Donald Fisher, AMGA's president and CEO, was the moderator, and he began the program by asking the panel to offer their views on the direction where healthcare is headed in the “long term” and then acknowledged that, in the current environment, “long term now is one to two years.”
Rich Maturi, senior vice president with Premura Blue Cross (a Blues plan for Alaska, Oregon and Washington state), echoed Fisher's comment by noting that there will probably be more change in the next five years than the panelists have seen in the their entire careers.

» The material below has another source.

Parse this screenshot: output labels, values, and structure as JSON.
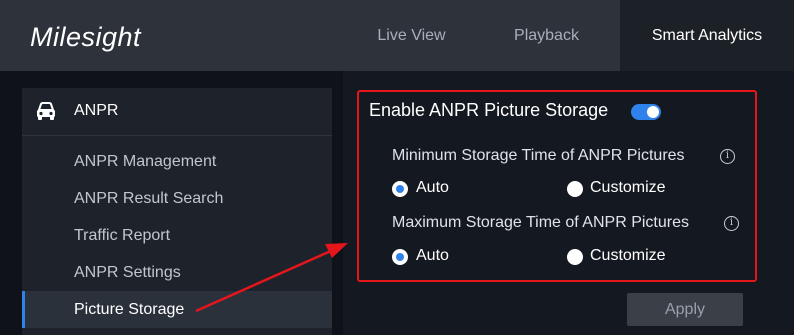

Maturi predicted that the federal budget deficit will be a driver of government healthcare policy and, although it appears states are not ready, health insurance exchanges will be implemented—if only because there is so much political capital invested in them.
“It could be rocky, it could be delayed,” he said. But “it's coming one way or another.”
Dr. Robert London, national medical director for Walgreens, commented on how his company has formed three accountable care organizations, and he told the audience to expect Walgreens—now a major player in the retail clinic space—to partner with their groups to help decrease emergency department visits.
"We're going to have strange bedfellows in the next few years," London said.
Commenting on the 320 or so accountable care organizations that have been formed, Dr. Robert Nesse, CEO of the Mayo Clinic Health System, noted how "there isn't any one right model" for ACOs.
"The model is not yet defined," Nesse said. He predicted those that will be successful will have financial alignment, alignment of purpose and a strong physician contingent.
"If you don't have a network of providers, don't bother," he said, adding that health information technology system is also required.
Nesse noted a recent report that said half the hospitals in the new ACOs are not even able to share performance data. He compared that to a fire engine racing up to a burning building and having the chief instruct the team to run into the fire because "there might be a hose in there somewhere."
Yet, later Nesse noted that he's "pretty optimistic" that there will be positive outcomes for healthcare transformation and urged AMGA members to be agents of this change.
"Become a reformer, become an activist," Nesse said. "Create a smarter healthcare system."
John Rother, a former AARP strategist and now the president and CEO of the National Coalition for Health Care, called on AMGA members to tell their stories to Congress and educate federal policymakers that it is possible to provide better healthcare at lower costs.
"You in this room represent the greatest hope in making progress," Rother said.